The idea of a "signature" by a killer comes, I believe, from Jouhn Douglas. http://www.pentaone.com/hannibal/douglasarticle10.shtml
Linking Cases Together
Following a Killer's Signature
by John Douglas
Like everyone else, a killer learns from experience. If you don't catch him right away, he'll begin to develop his modus operandi, or MO, and probably get better at the crime.
Maybe he'll find a more efficient way to kill someone or a quicker way to abduct a woman from a car. He'll start showing more control over the crime.
The MO is basically the way the predator commits the crime -- if he uses a gun rather than a knife or lures prospective victims by putting his arm in a fake sling.
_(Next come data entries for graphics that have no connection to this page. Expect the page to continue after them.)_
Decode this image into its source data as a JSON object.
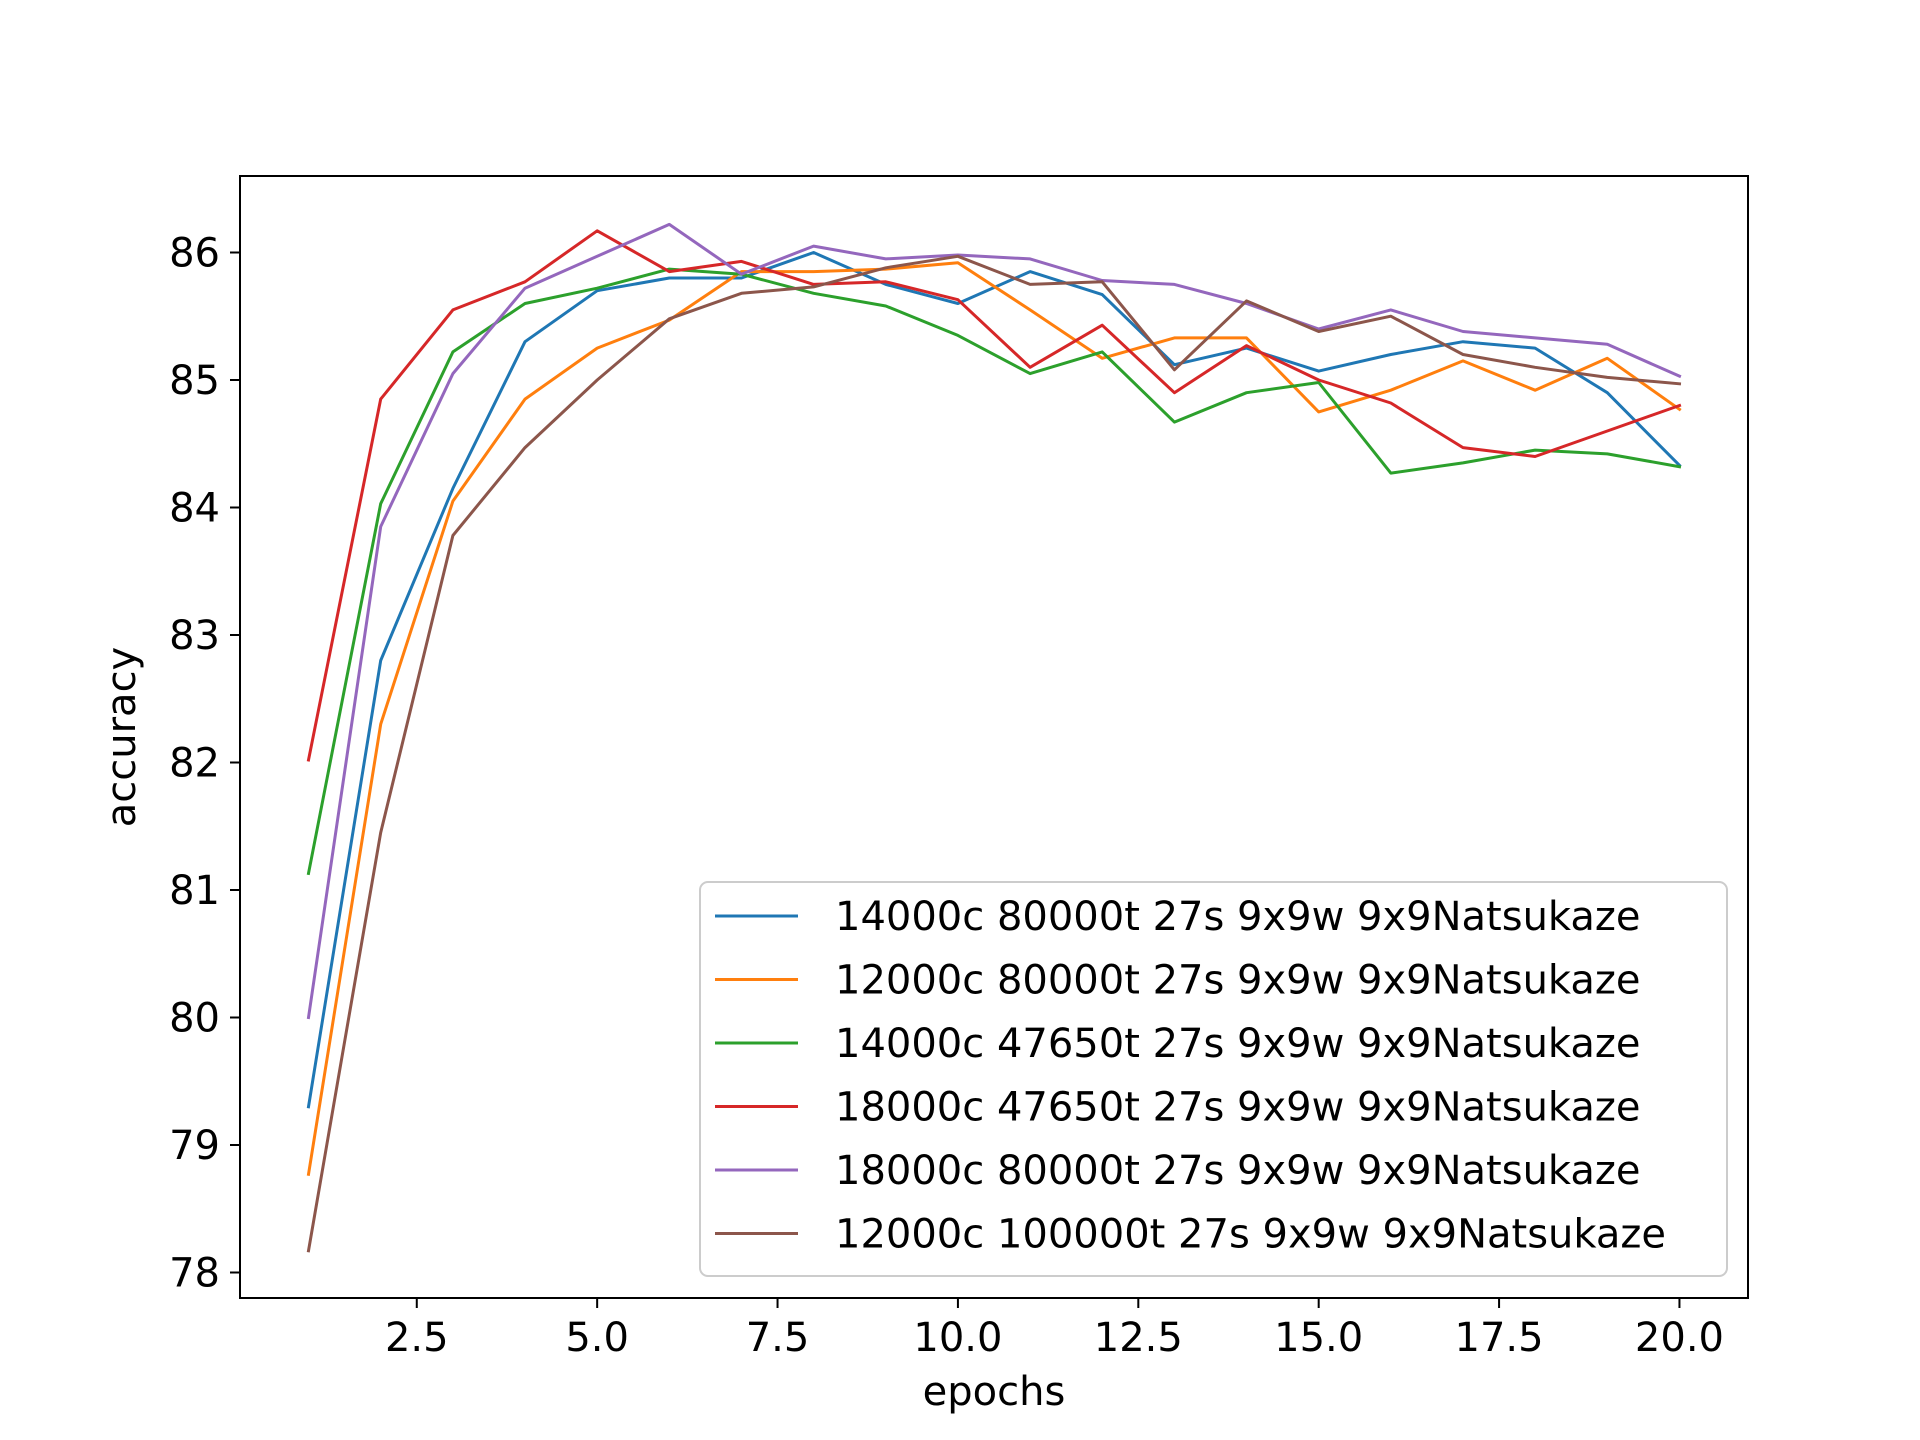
{
  "chart_data": {
    "type": "line",
    "xlabel": "epochs",
    "ylabel": "accuracy",
    "xlim": [
      0.05,
      20.95
    ],
    "ylim": [
      77.8,
      86.6
    ],
    "xticks": [
      2.5,
      5.0,
      7.5,
      10.0,
      12.5,
      15.0,
      17.5,
      20.0
    ],
    "xtick_labels": [
      "2.5",
      "5.0",
      "7.5",
      "10.0",
      "12.5",
      "15.0",
      "17.5",
      "20.0"
    ],
    "yticks": [
      78,
      79,
      80,
      81,
      82,
      83,
      84,
      85,
      86
    ],
    "ytick_labels": [
      "78",
      "79",
      "80",
      "81",
      "82",
      "83",
      "84",
      "85",
      "86"
    ],
    "grid": false,
    "legend_position": "lower-right",
    "x": [
      1,
      2,
      3,
      4,
      5,
      6,
      7,
      8,
      9,
      10,
      11,
      12,
      13,
      14,
      15,
      16,
      17,
      18,
      19,
      20
    ],
    "series": [
      {
        "name": "14000c 80000t 27s 9x9w 9x9Natsukaze",
        "color": "#1f77b4",
        "values": [
          79.3,
          82.8,
          84.15,
          85.3,
          85.7,
          85.8,
          85.8,
          86.0,
          85.75,
          85.6,
          85.85,
          85.67,
          85.12,
          85.25,
          85.07,
          85.2,
          85.3,
          85.25,
          84.9,
          84.33
        ]
      },
      {
        "name": "12000c 80000t 27s 9x9w 9x9Natsukaze",
        "color": "#ff7f0e",
        "values": [
          78.77,
          82.3,
          84.05,
          84.85,
          85.25,
          85.47,
          85.85,
          85.85,
          85.87,
          85.92,
          85.55,
          85.17,
          85.33,
          85.33,
          84.75,
          84.92,
          85.15,
          84.92,
          85.17,
          84.77
        ]
      },
      {
        "name": "14000c 47650t 27s 9x9w 9x9Natsukaze",
        "color": "#2ca02c",
        "values": [
          81.13,
          84.03,
          85.22,
          85.6,
          85.72,
          85.87,
          85.83,
          85.68,
          85.58,
          85.35,
          85.05,
          85.22,
          84.67,
          84.9,
          84.98,
          84.27,
          84.35,
          84.45,
          84.42,
          84.32
        ]
      },
      {
        "name": "18000c 47650t 27s 9x9w 9x9Natsukaze",
        "color": "#d62728",
        "values": [
          82.02,
          84.85,
          85.55,
          85.77,
          86.17,
          85.85,
          85.93,
          85.75,
          85.77,
          85.63,
          85.1,
          85.43,
          84.9,
          85.27,
          85.0,
          84.82,
          84.47,
          84.4,
          84.6,
          84.8
        ]
      },
      {
        "name": "18000c 80000t 27s 9x9w 9x9Natsukaze",
        "color": "#9467bd",
        "values": [
          80.0,
          83.85,
          85.05,
          85.72,
          85.97,
          86.22,
          85.83,
          86.05,
          85.95,
          85.98,
          85.95,
          85.78,
          85.75,
          85.6,
          85.4,
          85.55,
          85.38,
          85.33,
          85.28,
          85.03
        ]
      },
      {
        "name": "12000c 100000t 27s 9x9w 9x9Natsukaze",
        "color": "#8c564b",
        "values": [
          78.17,
          81.45,
          83.78,
          84.47,
          85.0,
          85.48,
          85.68,
          85.73,
          85.88,
          85.97,
          85.75,
          85.77,
          85.08,
          85.62,
          85.38,
          85.5,
          85.2,
          85.1,
          85.02,
          84.97
        ]
      }
    ]
  }
}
While the MO tells us something about how he did it, the signature gives us some insight into why.
Unique to the person
The signature is a ritual, something the subject does intentionally for emotional satisfaction -- something that isn't necessary to perpetuate the crime. Evidence of torture is a signature. Posing -- displaying the victims in a certain way -- is a signature. Signature is a way of linking cases.
Like a real signature, it's a personal detail that's unique to the individual.
Sometimes there's a fine line between an MO and a signature.
I've found that signature is a more reliable guide to the behavior of serial offenders than an MO. That's because the MO evolves, while the emotional reasoning that triggers the signature doesn't. The method a killer uses to get women into his van may change, but the fact that he always tortures them once they're inside stays the same.
One subject covered the faces of his victims. That was his signature. So you look for that in other cases in order to tie them together. A bomber used to spray black paint over the components inside his bombs. It wasn't necessary -- it didn't make the bombs any better. I don't know what it meant, but he did it anyway. He felt the need to do it.